Lady Emily served as Woman of the Bedchamber to Alexandra of Denmark, who was England's longest-serving Princess of Wales from 1863 to 1901. With the death of Queen Victoria in 1901, the Prince of Wales succeeded to the throne as King Edward VII, and Alexandra became queen consort. Lady Emily was re-appointed a Woman of the bedchamber to the Queen, and served as such until 1907.

Lady Emily married on 5 February 1856 at Congerston, Leicestershire, becoming the second wife of Colonel Sir Nigel Kingscote, whose first wife had died in childbirth.

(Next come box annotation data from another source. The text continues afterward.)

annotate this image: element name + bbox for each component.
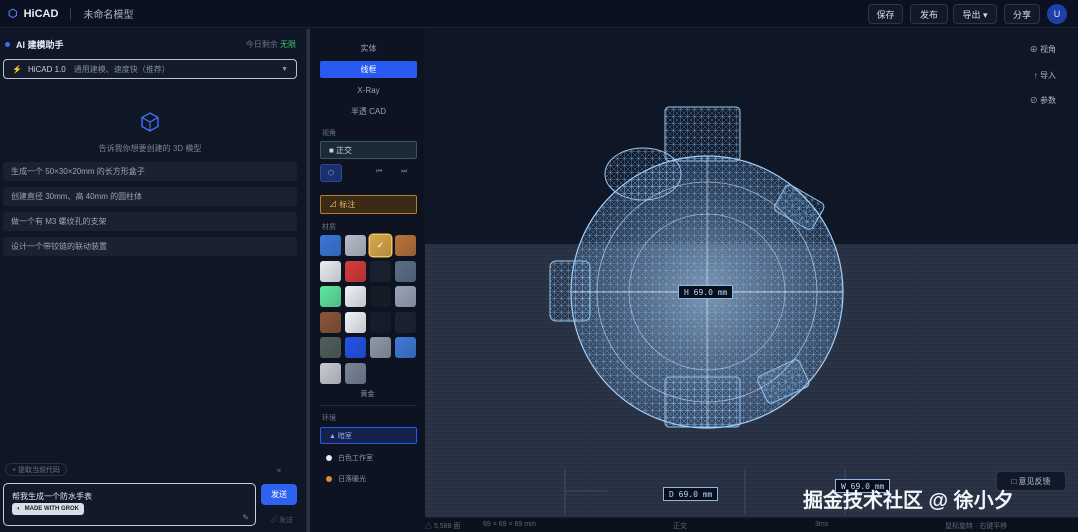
- view-cube-button[interactable]: ⬡: [320, 164, 342, 182]
- projection-select[interactable]: ■ 正交: [320, 141, 417, 159]
- material-swatch[interactable]: [345, 235, 366, 256]
- send-shortcut-hint: ⏎ 发送: [270, 517, 293, 524]
- save-button[interactable]: 保存: [868, 4, 903, 24]
- dimension-depth: D 69.0 mm: [663, 487, 719, 501]
- annotate-button[interactable]: ⊿ 标注: [320, 195, 417, 214]
- step-forward-icon[interactable]: ⏭: [401, 168, 407, 176]
- ai-assistant-panel: AI 建模助手 今日剩余 无限 ⚡ HiCAD 1.0 通用建模、速度快（推荐）…: [0, 29, 307, 532]
- grok-badge: ◐ MADE WITH GROK: [12, 503, 84, 515]
- material-swatch[interactable]: [395, 235, 416, 256]
- material-swatch[interactable]: [320, 311, 341, 333]
- projection-label: 视角: [322, 130, 336, 137]
- dimension-height: H 69.0 mm: [678, 285, 734, 299]
- publish-button[interactable]: 发布: [910, 4, 948, 24]
- material-swatch[interactable]: [395, 260, 416, 282]
- material-swatch[interactable]: [395, 311, 416, 333]
- white-dot-icon: [326, 455, 332, 461]
- model-name[interactable]: 未命名模型: [83, 6, 133, 21]
- suggestion-item[interactable]: 创建直径 30mm、高 40mm 的圆柱体: [3, 187, 297, 206]
- projection-status: 正交: [673, 523, 687, 530]
- material-swatch[interactable]: [345, 362, 366, 384]
- assistant-title: AI 建模助手: [5, 38, 64, 51]
- env-label: 白色工作室: [338, 455, 373, 462]
- mode-solid[interactable]: 实体: [320, 40, 417, 57]
- status-bar: △ 5,588 面 69 × 69 × 69 mm 正交 3ms 鼠标旋转 · …: [425, 517, 1078, 532]
- material-swatch[interactable]: [345, 311, 366, 333]
- material-swatch[interactable]: ✓: [370, 235, 391, 256]
- quota-label: 今日剩余: [245, 40, 278, 49]
- env-dark-room[interactable]: ▲ 暗室: [320, 427, 417, 444]
- lightning-icon: ⚡: [12, 64, 22, 74]
- assistant-title-text: AI 建模助手: [16, 40, 64, 50]
- material-swatch[interactable]: [320, 260, 341, 282]
- material-swatch[interactable]: [345, 337, 366, 358]
- watermark: 掘金技术社区 @ 徐小夕: [803, 490, 1014, 512]
- hexagon-logo-icon: ⬡: [8, 8, 18, 20]
- chat-input[interactable]: 帮我生成一个防水手表 ◐ MADE WITH GROK ✎: [3, 483, 256, 526]
- close-icon[interactable]: ✕: [276, 467, 282, 475]
- app-logo[interactable]: ⬡ HiCAD: [8, 7, 59, 21]
- 3d-viewport[interactable]: ⊕ 视角 ↑ 导入 ⊘ 参数 H 69.0 mm D 69.0 mm W 69.…: [425, 29, 1078, 532]
- grok-badge-text: MADE WITH GROK: [24, 506, 79, 512]
- model-size: 69 × 69 × 69 mm: [483, 521, 536, 528]
- model-select-name: HiCAD 1.0: [27, 64, 66, 74]
- top-bar: ⬡ HiCAD 未命名模型 保存 发布 导出 ▾ 分享 U: [0, 0, 1078, 28]
- divider: [70, 7, 72, 20]
- mode-semi-cad[interactable]: 半透 CAD: [320, 103, 417, 120]
- orange-dot-icon: [326, 476, 332, 482]
- material-swatch[interactable]: [395, 337, 416, 358]
- material-swatch[interactable]: [320, 362, 341, 384]
- suggestion-item[interactable]: 生成一个 50×30×20mm 的长方形盒子: [3, 162, 297, 181]
- wireframe-render: [425, 29, 1078, 532]
- render-time: 3ms: [815, 521, 829, 528]
- share-button[interactable]: 分享: [1004, 4, 1040, 24]
- material-swatch[interactable]: [370, 337, 391, 358]
- suggestion-item[interactable]: 设计一个带铰链的联动装置: [3, 237, 297, 256]
- material-swatch[interactable]: [320, 235, 341, 256]
- material-swatch[interactable]: [370, 286, 391, 307]
- material-swatch[interactable]: [345, 286, 366, 307]
- environment-label: 环境: [322, 415, 336, 422]
- mode-xray[interactable]: X-Ray: [320, 82, 417, 99]
- material-swatch[interactable]: [370, 311, 391, 333]
- app-name: HiCAD: [23, 7, 59, 20]
- render-settings-panel: 实体 线框 X-Ray 半透 CAD 视角 ■ 正交 ⬡ ⏮ ⏭ ⊿ 标注 材质…: [310, 29, 425, 532]
- avatar[interactable]: U: [1047, 4, 1067, 24]
- grok-logo-icon: ◐: [17, 506, 21, 512]
- pencil-icon[interactable]: ✎: [242, 513, 249, 522]
- params-tool[interactable]: ⊘ 参数: [1030, 95, 1056, 106]
- chevron-down-icon: ▼: [281, 65, 288, 73]
- cube-icon: [141, 112, 159, 132]
- step-back-icon[interactable]: ⏮: [376, 168, 382, 176]
- view-tool[interactable]: ⊕ 视角: [1030, 44, 1056, 55]
- mode-wireframe[interactable]: 线框: [320, 61, 417, 78]
- suggestion-item[interactable]: 做一个有 M3 螺纹孔的支架: [3, 212, 297, 231]
- material-swatch[interactable]: [320, 337, 341, 358]
- material-swatch[interactable]: [345, 260, 366, 282]
- env-sunset[interactable]: 日落暖光: [326, 474, 366, 484]
- model-select[interactable]: ⚡ HiCAD 1.0 通用建模、速度快（推荐） ▼: [3, 59, 297, 79]
- material-swatch[interactable]: [370, 260, 391, 282]
- export-button[interactable]: 导出 ▾: [953, 4, 997, 24]
- empty-hint: 告诉我你想要创建的 3D 模型: [98, 144, 202, 153]
- divider: [320, 405, 417, 406]
- material-swatch[interactable]: [395, 286, 416, 307]
- import-tool[interactable]: ↑ 导入: [1034, 70, 1056, 81]
- send-button[interactable]: 发送: [261, 484, 297, 505]
- env-white-studio[interactable]: 白色工作室: [326, 453, 373, 463]
- chat-input-text[interactable]: 帮我生成一个防水手表: [12, 491, 92, 502]
- material-name: 黄金: [360, 391, 375, 398]
- status-dot-icon: [5, 42, 10, 47]
- env-label: 日落暖光: [338, 476, 366, 483]
- quota: 今日剩余 无限: [246, 39, 296, 50]
- material-label: 材质: [322, 224, 336, 231]
- material-swatch[interactable]: [320, 286, 341, 307]
- quota-value: 无限: [280, 40, 296, 49]
- face-count: △ 5,588 面: [425, 523, 461, 530]
- model-select-desc: 通用建模、速度快（推荐）: [73, 64, 170, 74]
- controls-hint: 鼠标旋转 · 右键平移: [945, 523, 1008, 530]
- extract-code-button[interactable]: + 提取当前代码: [5, 463, 68, 476]
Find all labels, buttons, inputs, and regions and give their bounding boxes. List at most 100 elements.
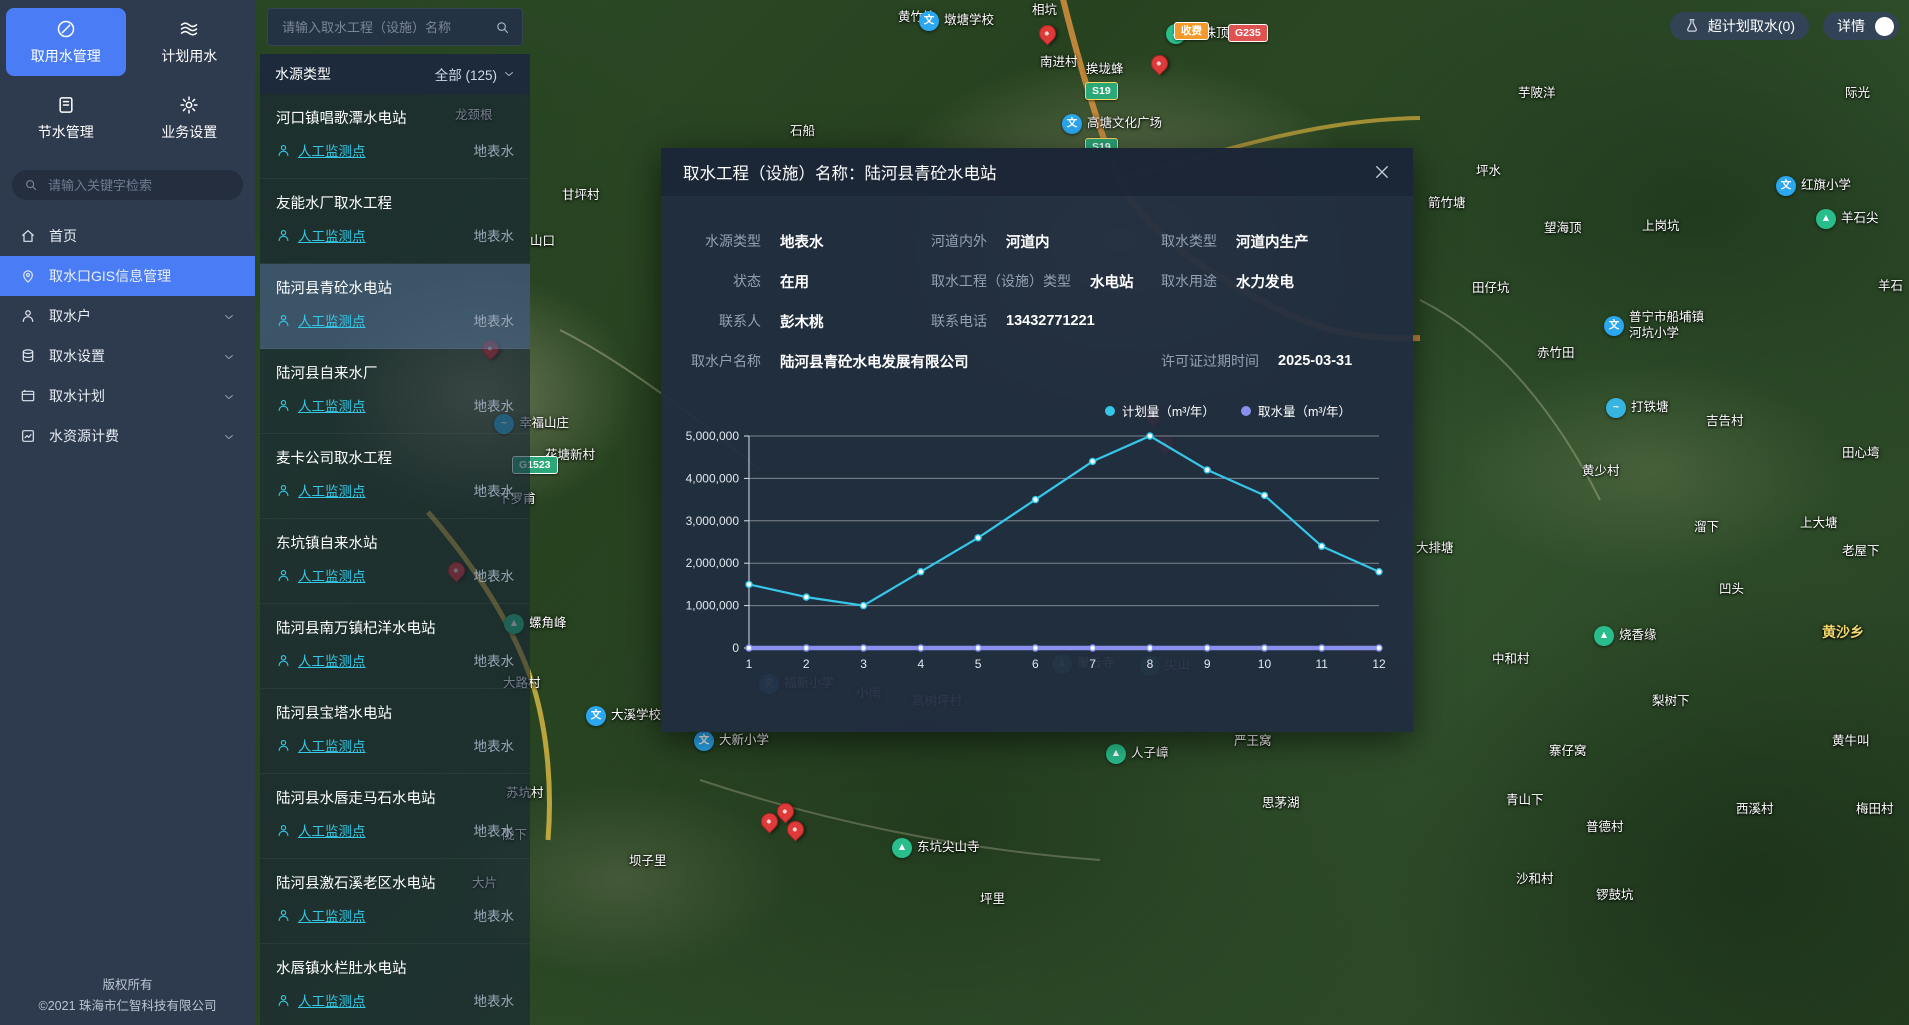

They had two sons and two daughters:

- Nigel Richard Fitzhardinge Kingscote b. 14 Feb 1857, d. 24 Nov 1921
- Harriet Maude Isabella Kingscote b. Mar 1860, d. 14 Mar 1906; married Arthur Wilson and was the mother of Henry Maitland Wilson, 1st Baron Wilson.
- Winifred Ida Kingscote b. 24 Apr 1862, d. 25 Oct 1938; married on 16 July 1879 Lord Rocksavage, later Marquess of Cholmondeley.
- Albert Edward Leicester Fitzhardinge Kingscote b. 13 May 1865

Lady Emily died on 9 December 1910 at 74. (Her husband had predeceased her on 22 September 1908.) They are both buried in St. John the Baptist Churchyard, Kingscote, Cotswold District, Gloucestershire, England.